Tavernier, con uno sguardo lucido e realistico, tramite la storia di Pierre e Géraldine crea un’opera di fiction molto vicina al documentario che mostra, mette in forma e informa sulla condizione di un paese retto da un governo corrotto, esangue per il genocidio e i crimini commessi dai Khmers rossi, tormentato dalla povertà, dai traffici illeciti, dalla prostituzione, dal turismo sessuale e del mercato delle adozioni internazionali.

Le lunghe pratiche e le labirintiche negoziazioni finanziarie di Pierre e Géraldine prima per cercare una bimba e poi per ottenerla, non finiscono mai: quando sembra che la situazione migliori e le cose si risolvano, quando finalmente trovano la figlia che desiderano, ecco che succede qualcosa di nuovo che blocca e sospende le loro illusioni e speranze. La loro ricerca e il loro viaggio sembrano non avere mai termine così come il film: se a un certo punto sembra si sia giunti alla conclusione della storia, si aggiungono sempre altri imprevisti che spostano il lieto fine della vicenda e del film.
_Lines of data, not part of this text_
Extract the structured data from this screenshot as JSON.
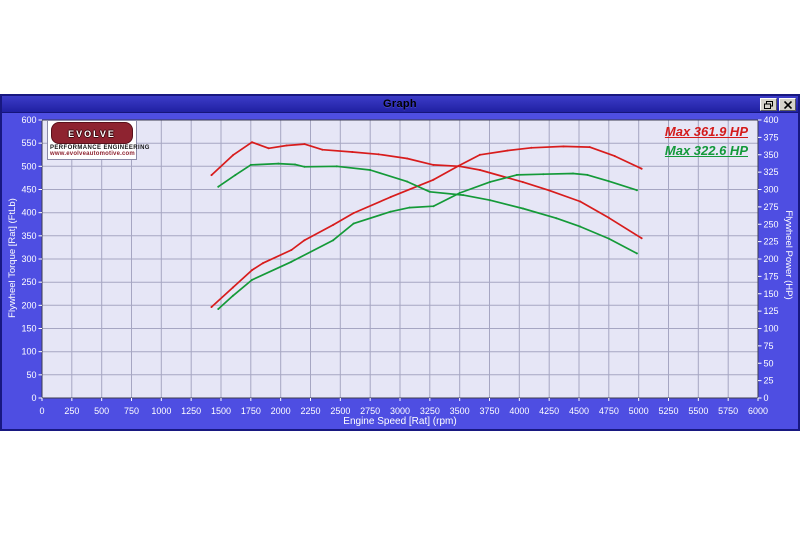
{
  "window": {
    "title": "Graph",
    "buttons": {
      "restore": "restore-window",
      "close": "close-window"
    }
  },
  "logo": {
    "brand": "evolve",
    "line1": "PERFORMANCE ENGINEERING",
    "line2": "www.evolveautomotive.com"
  },
  "legend": [
    {
      "label": "Max 361.9 HP",
      "color": "#d41a1a"
    },
    {
      "label": "Max 322.6 HP",
      "color": "#12993a"
    }
  ],
  "colors": {
    "panel": "#4e4ee2",
    "titlebar": "#2727ae",
    "plot_bg": "#e6e6f6",
    "grid": "#a6a6c2",
    "plot_border": "#3c3c50",
    "tick_text": "#ffffff",
    "red": "#d81c1c",
    "green": "#149a38"
  },
  "chart_data": {
    "type": "line",
    "title": "Graph",
    "xlabel": "Engine Speed [Rat] (rpm)",
    "ylabel_left": "Flywheel Torque [Rat] (FtLb)",
    "ylabel_right": "Flywheel Power (HP)",
    "xlim": [
      0,
      6000
    ],
    "ylim_left": [
      0,
      600
    ],
    "ylim_right": [
      0,
      400
    ],
    "x_ticks": [
      0,
      250,
      500,
      750,
      1000,
      1250,
      1500,
      1750,
      2000,
      2250,
      2500,
      2750,
      3000,
      3250,
      3500,
      3750,
      4000,
      4250,
      4500,
      4750,
      5000,
      5250,
      5500,
      5750,
      6000
    ],
    "y_left_ticks": [
      0,
      50,
      100,
      150,
      200,
      250,
      300,
      350,
      400,
      450,
      500,
      550,
      600
    ],
    "y_right_ticks": [
      0,
      25,
      50,
      75,
      100,
      125,
      150,
      175,
      200,
      225,
      250,
      275,
      300,
      325,
      350,
      375,
      400
    ],
    "grid": true,
    "legend_position": "top-right",
    "annotations": [
      "Max 361.9 HP",
      "Max 322.6 HP"
    ],
    "series": [
      {
        "name": "torque-red",
        "axis": "left",
        "color": "#d81c1c",
        "max": 552,
        "points": [
          [
            1420,
            481
          ],
          [
            1600,
            524
          ],
          [
            1760,
            552
          ],
          [
            1900,
            539
          ],
          [
            2050,
            545
          ],
          [
            2200,
            548
          ],
          [
            2350,
            536
          ],
          [
            2600,
            531
          ],
          [
            2820,
            526
          ],
          [
            3060,
            517
          ],
          [
            3280,
            503
          ],
          [
            3500,
            500
          ],
          [
            3670,
            492
          ],
          [
            4030,
            466
          ],
          [
            4250,
            448
          ],
          [
            4510,
            424
          ],
          [
            4750,
            389
          ],
          [
            5025,
            345
          ]
        ]
      },
      {
        "name": "power-red",
        "axis": "right",
        "color": "#d81c1c",
        "max": 361.9,
        "points": [
          [
            1420,
            131
          ],
          [
            1600,
            159
          ],
          [
            1760,
            184
          ],
          [
            1850,
            194
          ],
          [
            2090,
            213
          ],
          [
            2200,
            227
          ],
          [
            2440,
            249
          ],
          [
            2610,
            266
          ],
          [
            2920,
            289
          ],
          [
            3280,
            314
          ],
          [
            3490,
            334
          ],
          [
            3670,
            350
          ],
          [
            3900,
            356
          ],
          [
            4100,
            360
          ],
          [
            4370,
            362
          ],
          [
            4590,
            361
          ],
          [
            4800,
            348
          ],
          [
            5025,
            330
          ]
        ]
      },
      {
        "name": "torque-green",
        "axis": "left",
        "color": "#149a38",
        "max": 506,
        "points": [
          [
            1477,
            456
          ],
          [
            1620,
            481
          ],
          [
            1750,
            503
          ],
          [
            1980,
            506
          ],
          [
            2120,
            504
          ],
          [
            2200,
            499
          ],
          [
            2470,
            500
          ],
          [
            2750,
            492
          ],
          [
            3060,
            467
          ],
          [
            3250,
            445
          ],
          [
            3530,
            438
          ],
          [
            3755,
            427
          ],
          [
            4030,
            409
          ],
          [
            4310,
            388
          ],
          [
            4510,
            370
          ],
          [
            4750,
            344
          ],
          [
            4985,
            312
          ]
        ]
      },
      {
        "name": "power-green",
        "axis": "right",
        "color": "#149a38",
        "max": 322.6,
        "points": [
          [
            1477,
            128
          ],
          [
            1600,
            147
          ],
          [
            1760,
            170
          ],
          [
            2090,
            196
          ],
          [
            2440,
            227
          ],
          [
            2610,
            251
          ],
          [
            2920,
            268
          ],
          [
            3080,
            274
          ],
          [
            3280,
            276
          ],
          [
            3500,
            295
          ],
          [
            3755,
            311
          ],
          [
            3980,
            321
          ],
          [
            4200,
            322
          ],
          [
            4450,
            323
          ],
          [
            4570,
            321
          ],
          [
            4750,
            312
          ],
          [
            4985,
            299
          ]
        ]
      }
    ]
  }
}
Alle origini della pellicola c’è il romanzo della figlia del regista, Tiffany, scritto a quattro mani con il marito Dominique Sampiero. L’idea della storia de La piccola Lola trae originariamete spunto da un altra storia cinematograficamnete irrealizzabile. Scritta da Tiffany era l’odissea di Justine, una ragazza che si ritrova immersa nel mondo umanitario e del volontariato di Calcutta. Passano tre anni, esce nel 2001 Laissez-passer e Tiffany Tavernier scrive un romanzo sull’adozione. Da esso nasce e si sviluppa La piccola Lola, «in fondo lo stesso percorso di Justine: un dolore immenso come punto di partenza, un viaggio in capo al mondo in un momento in cui i personaggi non avrebbero mai pensato di farlo, un paese a tutto tondo, una lotta, una metamorfosi, un ritorno» spiega Tiffany.

Un film interessante, che denuncia una situazione e un paese ai limiti della follia. Quello che non convince è l’indugio su certi momenti e gag che allungano troppo il film e soprattutto la messa in scena della colorata galleria dei personaggi che circondano Pierre e Géraldine all’hotel: coppie o single, anche loro alla ricerca disperata di un figlio da crescere e amare, ma mostrati troppo tipizzati per classi sociali e comportamento.
La piccola Lola resta comunque un film da vedere, soprattutto per diventare consapevoli della disperazione e dell’assurdità del mondo delle adozioni.

Curiosità
La piccola Lola traduce il titolo originale Holy Lola: Holy Baby è l’orfanotrofio dal quale viene Lola, che come la maggior parte degli bambini abbandonati, porta il nome dell’orfanotrofio seguito da quello proprio.